Gentile direttore,
ho letto con interesse sulla stampa locale gli articoli relativi al “Saldo dei Saldi”, la vendita promozionale in programma per il 5 e 6 settembre nelle attività commerciali del centro storico di Ferrara.
L’iniziativa viene presentata come un’ulteriore opportunità per i consumatori e un segnale di vitalità e trasparenza del settore tessile e abbigliamento. Si legge di “sconti più incisivi”, di “occasioni uniche e irripetibili” e di negozi di vicinato come “baluardo di trasparenza”.
Ben vengano le iniziative per rilanciare i consumi, ma il “Saldo dei Saldi” non sembra altro che una proroga dei saldi estivi, che di fatto terminano in questi giorni. Credo che queste azioni non bastino a risolvere i problemi reali, e limitarsi a chiedere politiche di rilancio dei consumi, come fanno tardivamente e genericamente (e con un po’ di ipocrisia) molti politici e associazioni di categoria, non è sufficiente.
Ho forti perplessità su questa politica degli sconti. Tra saldi estivi, invernali, primaverili e Black Friday, assistiamo a ribassi che superano il 50-60%. Questi sconti non sono solo commercialmente poco seri, ma anche poco trasparenti. De resto non è un segreto che i consumatori ormai aspettano questi periodi dell’anno per fare acquisti, il che non aumenta le vendite annuali, ma le concentra in poche settimane.
Sarebbe più semplice e lungimirante applicare prezzi onesti e “calmierati” durante tutto l’anno, riservando ai saldi sconti più contenuti.
Per anni, lavorando con imprese artigiane e piccole e medie imprese manifatturiere nel Veneto, ho potuto verificare una sproporzione evidente. Un prodotto, come una camicia o un maglione, venduto in uno spaccio aziendale a 10 euro, veniva rivenduto nei negozi a 100 euro con il marchio del produttore, e/o addirittura a 200 con quello di un grande brand. Intervenire sulla distribuzione semplificando i passaggi tra chi produce ed il consumatore finale, limiterebbe le speculazioni e aiuterebbe a calmierare i prezzi e a rilanciare i consumi in modo più sostenibile.

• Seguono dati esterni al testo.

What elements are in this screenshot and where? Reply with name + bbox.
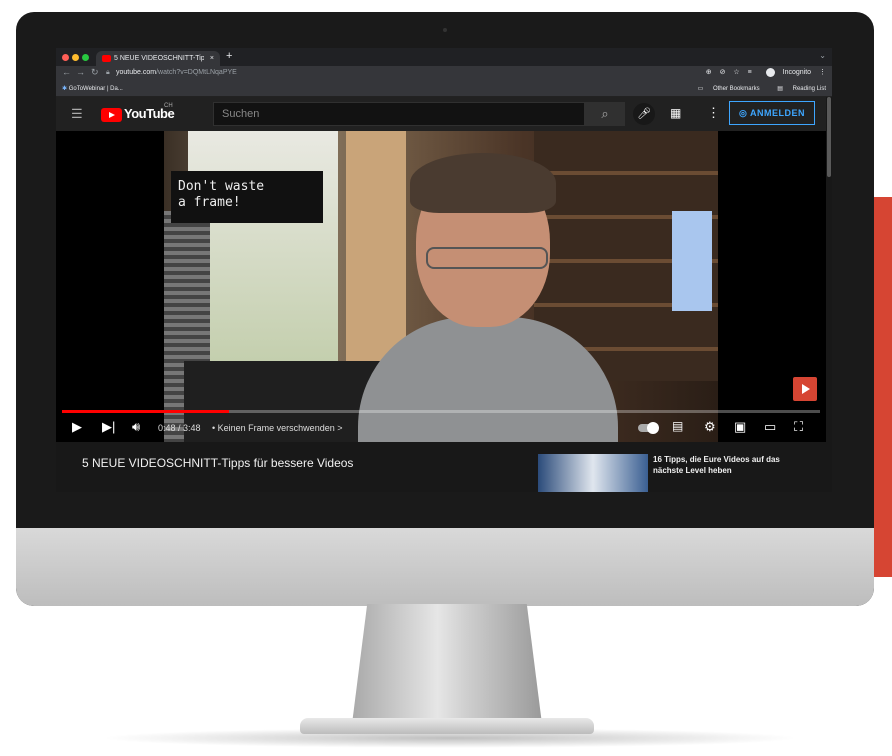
bookmarks-right: ▭ Other Bookmarks ▤ Reading List	[682, 85, 826, 92]
region-code: CH	[164, 103, 173, 109]
autoplay-toggle[interactable]	[638, 422, 659, 434]
browser-toolbar: ← → ↻ 🔒︎ youtube.com/watch?v=DQMtLNqaPYE…	[56, 66, 832, 82]
sign-in-button[interactable]: ◎ ANMELDEN	[729, 101, 815, 125]
monitor-chin	[16, 528, 874, 606]
miniplayer-icon[interactable]: ▣	[734, 419, 746, 435]
search-button[interactable]: ⌕	[585, 102, 625, 126]
screen: 5 NEUE VIDEOSCHNITT-Tipps × + ⌄ ← → ↻ 🔒︎…	[56, 48, 832, 492]
subtitles-icon[interactable]: ▤	[672, 419, 683, 433]
monitor-base	[300, 718, 594, 734]
monitor-stand	[352, 604, 542, 724]
chapter-title[interactable]: • Keinen Frame verschwenden >	[212, 423, 343, 433]
star-bookmark-icon[interactable]: ☆	[733, 69, 739, 76]
page-scrollbar[interactable]	[826, 97, 832, 492]
zoom-icon[interactable]: ⊕	[706, 69, 712, 76]
webcam-dot	[443, 28, 447, 32]
settings-more-icon[interactable]: ⋮	[707, 105, 720, 121]
reload-icon[interactable]: ↻	[91, 67, 99, 78]
hamburger-menu-icon[interactable]: ☰	[71, 106, 83, 122]
player-controls: ▶ ▶| 🔊︎ 0:48 / 3:48 • Keinen Frame versc…	[56, 417, 826, 442]
next-icon[interactable]: ▶|	[102, 419, 115, 435]
fullscreen-icon[interactable]: ⛶	[794, 419, 803, 435]
folder-icon: ▭	[697, 86, 704, 92]
browser-tab-bar: 5 NEUE VIDEOSCHNITT-Tipps × + ⌄	[56, 48, 832, 66]
microphone-icon: 🎤︎	[637, 108, 651, 120]
other-bookmarks[interactable]: ▭ Other Bookmarks	[690, 86, 760, 92]
settings-gear-icon[interactable]: ⚙	[704, 419, 716, 435]
forward-arrow-icon[interactable]: →	[76, 67, 85, 77]
play-icon[interactable]: ▶	[72, 419, 82, 435]
reading-list[interactable]: ▤ Reading List	[769, 86, 826, 92]
video-caption-overlay: Don't waste a frame!	[171, 171, 323, 223]
voice-search-button[interactable]: 🎤︎	[633, 103, 655, 125]
scene-lamp	[672, 211, 712, 311]
eye-off-icon[interactable]: ⊘	[720, 69, 726, 76]
other-bookmarks-label: Other Bookmarks	[712, 86, 760, 92]
time-display: 0:48 / 3:48	[158, 423, 201, 433]
background-red-panel	[872, 197, 892, 577]
reading-list-label: Reading List	[792, 86, 826, 92]
url-host: youtube.com	[116, 69, 157, 76]
close-window-button[interactable]	[62, 54, 69, 61]
back-arrow-icon[interactable]: ←	[62, 67, 71, 77]
search-input[interactable]: Suchen	[213, 102, 585, 126]
channel-watermark-icon[interactable]	[793, 377, 817, 401]
chapter-chevron-icon: >	[337, 423, 343, 433]
minimize-window-button[interactable]	[72, 54, 79, 61]
chapter-label: • Keinen Frame verschwenden	[212, 423, 335, 433]
theater-mode-icon[interactable]: ▭	[764, 419, 776, 435]
youtube-header: ☰ YouTube CH Suchen ⌕ 🎤︎ ▦ ⋮ ◎ ANMELDEN	[56, 97, 826, 131]
maximize-window-button[interactable]	[82, 54, 89, 61]
apps-grid-icon[interactable]: ▦	[670, 106, 681, 120]
url-field[interactable]: youtube.com/watch?v=DQMtLNqaPYE	[116, 69, 237, 76]
scene-person-hair	[410, 153, 556, 213]
video-title: 5 NEUE VIDEOSCHNITT-Tipps für bessere Vi…	[82, 456, 354, 470]
lock-icon: 🔒︎	[106, 69, 110, 76]
snowflake-icon: ✱	[62, 86, 68, 92]
incognito-label[interactable]: Incognito	[783, 69, 811, 76]
tab-search-chevron-icon[interactable]: ⌄	[819, 51, 826, 60]
below-player: 5 NEUE VIDEOSCHNITT-Tipps für bessere Vi…	[56, 442, 826, 492]
new-tab-button[interactable]: +	[226, 50, 232, 62]
volume-icon[interactable]: 🔊︎	[132, 419, 140, 435]
progress-bar[interactable]	[62, 410, 820, 413]
bookmarks-bar: ✱ GoToWebinar | Da... ▭ Other Bookmarks …	[56, 82, 832, 97]
url-path: /watch?v=DQMtLNqaPYE	[156, 69, 237, 76]
bookmark-gotowebinar-label: GoToWebinar | Da...	[68, 86, 123, 92]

Il problema principale rimane comunque sempre lo stesso: dal 2019 al 2024 il potere d’acquisto delle famiglie è calato in media di oltre il 10%. La forte inflazione, dovuta a crisi esterne e a scelte politiche discutibili, unita a mancati rinnovi dei contratti di lavoro, ha eroso il reddito disponibile. Le iniziative di rilancio dei consumi, per quanto interessanti, non bastano se non si sostengono concretamente le famiglie e il lavoro.
È necessario intervenire dal lato della domanda: in parole semplici, mettere più soldi nelle tasche delle persone. Ovviamente il problema è più complesso e andrebbe affrontato in modo più articolato, ma questo è il punto di partenza.